- Born: Somerset, England
- Died: 1689
- Resting place: St Peter's Church, Tiverton
- Other name: Theophilus Polwheile
- Education: Emmanuel College, Cambridge (BA, MA)
- Occupations: Minister, author
- Children: Elizabeth, possibly E. Polwhele

= Theophilus Polwhele =

Theophilus Polwhele or Polwheile (died 1689) was an English ejected minister.

==Life==
From a Cornish background, Polwhele was born in Somerset. He entered Emmanuel College, Cambridge, as a sizar, on 29 March 1644, and had William Sancroft as a tutor, He graduated B.A. in 1648, M.A. in 1651.

In 1649 Polwhele became minister at Langton Long Blandford in Dorset, staying there until 1651. He then was preacher at Carlisle until about 1655. In 1654 he was a member of the committee for ejecting scandalous ministers in the four northern counties of Cumberland, Durham, Northumberland, and Westmorland. From that year until 1660, when he was driven from the living, he held the rectory of the portions of Clare and Tidcombe at Tiverton.

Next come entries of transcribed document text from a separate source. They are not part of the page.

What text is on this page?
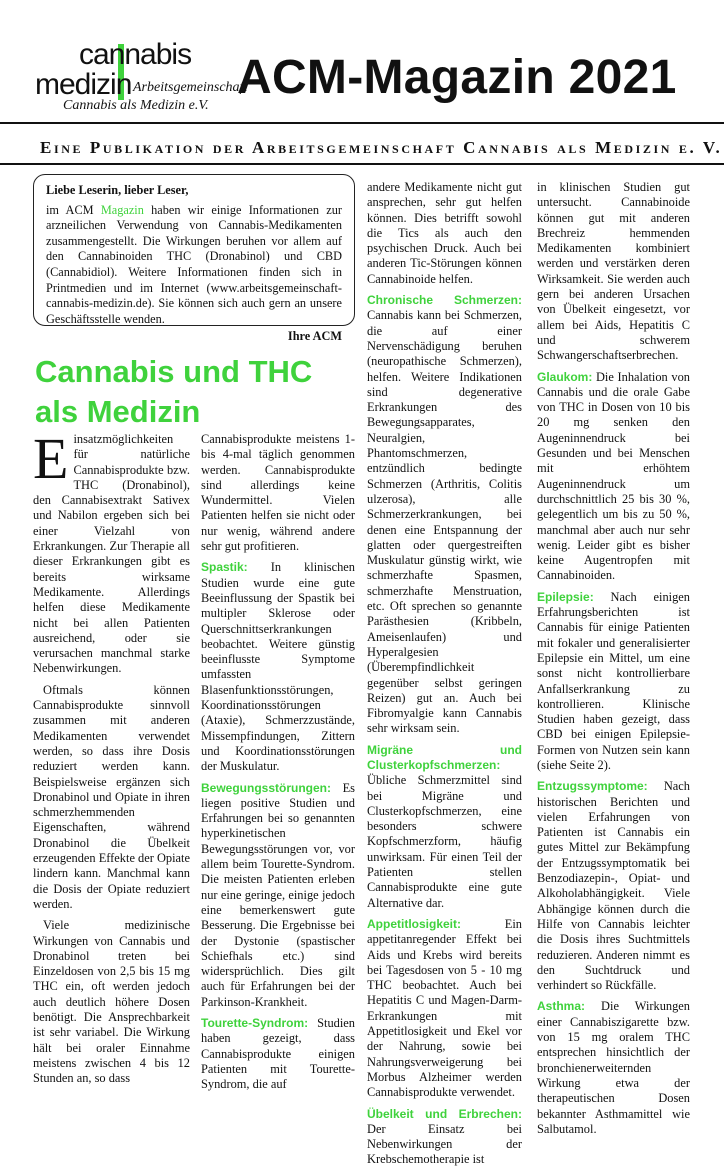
cannabis
medizin Arbeitsgemeinschaft
Cannabis als Medizin e.V.
ACM-Magazin 2021
Eine Publikation der Arbeitsgemeinschaft Cannabis als Medizin e. V.
Liebe Leserin, lieber Leser,
im ACM Magazin haben wir einige Informationen zur arzneilichen Verwendung von Cannabis-Medikamenten zusammengestellt. Die Wirkungen beruhen vor allem auf den Cannabinoiden THC (Dronabinol) und CBD (Cannabidiol). Weitere Informationen finden sich in Printmedien und im Internet (www.arbeitsgemeinschaft-cannabis-medizin.de). Sie können sich auch gern an unsere Geschäftsstelle wenden.
Ihre ACM
Cannabis und THC
als Medizin

Einsatzmöglichkeiten für natürliche Cannabisprodukte bzw. THC (Dronabinol), den Cannabisextrakt Sativex und Nabilon ergeben sich bei einer Vielzahl von Erkrankungen. Zur Therapie all dieser Erkrankungen gibt es bereits wirksame Medikamente. Allerdings helfen diese Medikamente nicht bei allen Patienten ausreichend, oder sie verursachen manchmal starke Nebenwirkungen.

Oftmals können Cannabisprodukte sinnvoll zusammen mit anderen Medikamenten verwendet werden, so dass ihre Dosis reduziert werden kann. Beispielsweise ergänzen sich Dronabinol und Opiate in ihren schmerzhemmenden Eigenschaften, während Dronabinol die Übelkeit erzeugenden Effekte der Opiate lindern kann. Manchmal kann die Dosis der Opiate reduziert werden.

Viele medizinische Wirkungen von Cannabis und Dronabinol treten bei Einzeldosen von 2,5 bis 15 mg THC ein, oft werden jedoch auch deutlich höhere Dosen benötigt. Die Ansprechbarkeit ist sehr variabel. Die Wirkung hält bei oraler Einnahme meistens zwischen 4 bis 12 Stunden an, so dass

Cannabisprodukte meistens 1-bis 4-mal täglich genommen werden. Cannabisprodukte sind allerdings keine Wundermittel. Vielen Patienten helfen sie nicht oder nur wenig, während andere sehr gut profitieren.

Spastik: In klinischen Studien wurde eine gute Beeinflussung der Spastik bei multipler Sklerose oder Querschnittserkrankungen beobachtet. Weitere günstig beeinflusste Symptome umfassten Blasenfunktionsstörungen, Koordinationsstörungen (Ataxie), Schmerzzustände, Missempfindungen, Zittern und Koordinationsstörungen der Muskulatur.

Bewegungsstörungen: Es liegen positive Studien und Erfahrungen bei so genannten hyperkinetischen Bewegungsstörungen vor, vor allem beim Tourette-Syndrom. Die meisten Patienten erleben nur eine geringe, einige jedoch eine bemerkenswert gute Besserung. Die Ergebnisse bei der Dystonie (spastischer Schiefhals etc.) sind widersprüchlich. Dies gilt auch für Erfahrungen bei der Parkinson-Krankheit.

Tourette-Syndrom: Studien haben gezeigt, dass Cannabisprodukte einigen Patienten mit Tourette-Syndrom, die auf

andere Medikamente nicht gut ansprechen, sehr gut helfen können. Dies betrifft sowohl die Tics als auch den psychischen Druck. Auch bei anderen Tic-Störungen können Cannabinoide helfen.

Chronische Schmerzen: Cannabis kann bei Schmerzen, die auf einer Nervenschädigung beruhen (neuropathische Schmerzen), helfen. Weitere Indikationen sind degenerative Erkrankungen des Bewegungsapparates, Neuralgien, Phantomschmerzen, entzündlich bedingte Schmerzen (Arthritis, Colitis ulzerosa), alle Schmerzerkrankungen, bei denen eine Entspannung der glatten oder quergestreiften Muskulatur günstig wirkt, wie schmerzhafte Spasmen, schmerzhafte Menstruation, etc. Oft sprechen so genannte Parästhesien (Kribbeln, Ameisenlaufen) und Hyperalgesien (Überempfindlichkeit gegenüber selbst geringen Reizen) gut an. Auch bei Fibromyalgie kann Cannabis sehr wirksam sein.

Migräne und Clusterkopfschmerzen: Übliche Schmerzmittel sind bei Migräne und Clusterkopfschmerzen, eine besonders schwere Kopfschmerzform, häufig unwirksam. Für einen Teil der Patienten stellen Cannabisprodukte eine gute Alternative dar.

Appetitlosigkeit: Ein appetitanregender Effekt bei Aids und Krebs wird bereits bei Tagesdosen von 5 - 10 mg THC beobachtet. Auch bei Hepatitis C und Magen-Darm-Erkrankungen mit Appetitlosigkeit und Ekel vor der Nahrung, sowie bei Nahrungsverweigerung bei Morbus Alzheimer werden Cannabisprodukte verwendet.

Übelkeit und Erbrechen: Der Einsatz bei Nebenwirkungen der Krebschemotherapie ist

in klinischen Studien gut untersucht. Cannabinoide können gut mit anderen Brechreiz hemmenden Medikamenten kombiniert werden und verstärken deren Wirksamkeit. Sie werden auch gern bei anderen Ursachen von Übelkeit eingesetzt, vor allem bei Aids, Hepatitis C und schwerem Schwangerschaftserbrechen.

Glaukom: Die Inhalation von Cannabis und die orale Gabe von THC in Dosen von 10 bis 20 mg senken den Augeninnendruck bei Gesunden und bei Menschen mit erhöhtem Augeninnendruck um durchschnittlich 25 bis 30 %, gelegentlich um bis zu 50 %, manchmal aber auch nur sehr wenig. Leider gibt es bisher keine Augentropfen mit Cannabinoiden.

Epilepsie: Nach einigen Erfahrungsberichten ist Cannabis für einige Patienten mit fokaler und generalisierter Epilepsie ein Mittel, um eine sonst nicht kontrollierbare Anfallserkrankung zu kontrollieren. Klinische Studien haben gezeigt, dass CBD bei einigen Epilepsie-Formen von Nutzen sein kann (siehe Seite 2).

Entzugssymptome: Nach historischen Berichten und vielen Erfahrungen von Patienten ist Cannabis ein gutes Mittel zur Bekämpfung der Entzugssymptomatik bei Benzodiazepin-, Opiat- und Alkoholabhängigkeit. Viele Abhängige können durch die Hilfe von Cannabis leichter die Dosis ihres Suchtmittels reduzieren. Anderen nimmt es den Suchtdruck und verhindert so Rückfälle.

Asthma: Die Wirkungen einer Cannabiszigarette bzw. von 15 mg oralem THC entsprechen hinsichtlich der bronchienerweiternden Wirkung etwa der therapeutischen Dosen bekannter Asthmamittel wie Salbutamol.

Polwhele sympathised with the religious views of the Independents, and from the Restoration of 1660 he was often in trouble for his religious opinions. On the 1687 Declaration of Indulgence, the Steps meeting-house was built at Tiverton for the members of the Independent congregation; he was appointed its first minister, with Samuel Bartlett as assistant. He was buried in the churchyard of St Peter's Church, Tiverton, on 3 April 1689.

==Works==
Polwhele was the author of:

- Aὐθέντης, or a Treatise of Self-deniall, 1658; dedicated to the mayor, recorder, and corporation of Carlisle. There was a preface by his friend Ralph Venning.
- Original and Evil of Apostasie, 1664.
- Of Quencing the Spirit, 1667.
- Choice Directions how to serve God every Working and every Lord's Day, 1667; published by Thomas Mall as an addition to his ‘Serious Exhortation to Holy Living.’
- Of Ejaculatory Prayer, 1674; dedicated to Thomas Skinner, merchant in London, a supporter.

==Family==
Polwhele's wife was a daughter of the Rev. William Benn of Dorchester. Their daughter Elizabeth married Stephen Lobb. It has been said that she may be the playwright "E. Polwhele", a contemporary of Aphra Behn and Frances Boothby.